Tenzer exécute alors l’autre figure imposée du discours néoconservateur bas de gamme : « Il y a une longue route qui va d’Auschwitz à Marioupol. Et aujourd’hui le vrai sujet, c’est la question que l’on posait à Nuremberg : est-ce qu’on peut aujourd’hui faire la paix devant un régime qui commet délibérément le mal radical ? » Lellouche récuse alors l’idée tenzérienne d’un caractère exceptionnel des atrocités russes en signalant l’existence actuelle d’autres guerres tout aussi meurtrières, dont celle du Soudan, mais sans citer Gaza (les deux protagonistes soutiennent Israël).

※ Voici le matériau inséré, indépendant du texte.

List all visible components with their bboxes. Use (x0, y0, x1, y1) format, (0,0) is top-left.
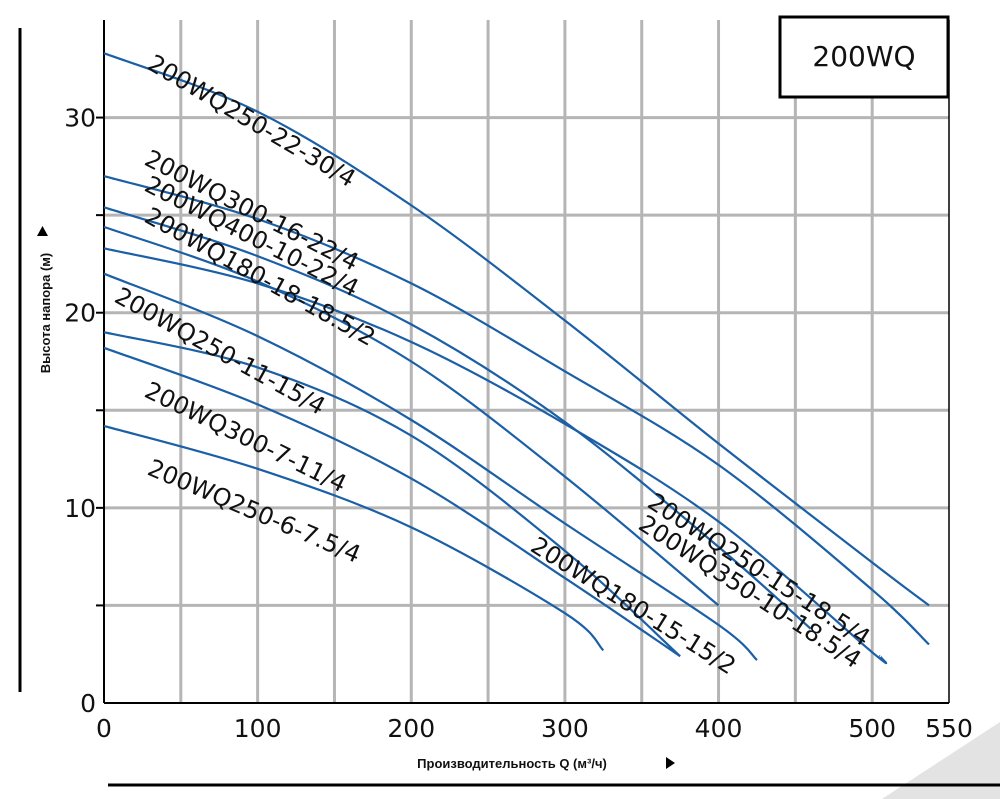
y-axis-title: Высота напора (м) (38, 253, 53, 373)
curve-200wq300-7-11-4 (103, 346, 681, 658)
x-tick-labels: 0 100 200 300 400 500 550 (96, 714, 973, 743)
y-tick-label: 30 (64, 104, 96, 133)
curve-200wq180-18-18-5-2 (103, 225, 720, 607)
curve-200wq250-22-30-4 (103, 52, 930, 607)
title-box (778, 15, 950, 99)
curve-200wq300-16-22-4 (103, 175, 930, 646)
curve-200wq250-6-7-5-4 (103, 424, 605, 652)
curve-200wq250-11-15-4 (103, 272, 758, 661)
x-tick-label: 200 (387, 714, 435, 743)
x-axis-title: Производительность Q (м³/ч) (417, 756, 607, 771)
chart-title: 200WQ (812, 40, 915, 73)
y-axis-arrow-icon (37, 226, 48, 236)
y-tick-label: 0 (80, 689, 96, 718)
corner-decoration (882, 722, 1000, 799)
curve-200wq180-15-15-2 (103, 331, 681, 658)
x-tick-label: 300 (541, 714, 589, 743)
x-tick-label: 400 (695, 714, 743, 743)
curve-200wq250-15-18-5-4 (103, 247, 888, 665)
y-tick-label: 20 (64, 299, 96, 328)
curve-labels: 200WQ250-22-30/4200WQ300-16-22/4200WQ400… (110, 49, 875, 680)
x-tick-label: 500 (848, 714, 896, 743)
x-tick-label: 0 (96, 714, 112, 743)
x-tick-label: 550 (925, 714, 973, 743)
y-tick-labels: 0 10 20 30 (64, 104, 96, 718)
curves (103, 52, 930, 665)
axes (96, 20, 949, 704)
x-axis-arrow-icon (666, 757, 675, 769)
x-tick-label: 100 (234, 714, 282, 743)
curve-200wq400-10-22-4 (103, 206, 812, 630)
y-tick-label: 10 (64, 494, 96, 523)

Tenzer insiste. Certes, « il y a bien sûr toujours un risque » de guerre nucléaire mondiale, « mais je suis convaincu que si nous cédons en Ukraine nous sommes les prochains sur la liste ». Il convient donc d’« éliminer les forces russes qui stationnent sur le sol ukrainien » en y engageant l’OTAN.
— Vous voulez rentrer en Ukraine faire la guerre contre les Russes, mais pourquoi vous n’y allez pas vous-même ?
— Ça, ce sont les trolls de bas étage sur les réseaux sociaux, se rengorge Tenzer.
Cette fois Lellouche ne se contient plus : « Maintenant je suis un troll ?! Mais attendez, ce n’est juste pas possible de discuter avec un gars comme vous, mais vous êtes malade ! Confusionniste, KGB, troll, mais ça ne va pas ! Vous ne pouvez pas admettre que quelqu’un ne pense pas comme vous ? »
Pourquoi l’admettrait-il ? Sur ce sujet, le risque de croiser un véritable contradicteur dans un studio de télévision est presque nul, même un 29 février. Rendez-vous en 2028 si, d’ici là, Tenzer n’a pas réussi à provoquer une guerre nucléaire.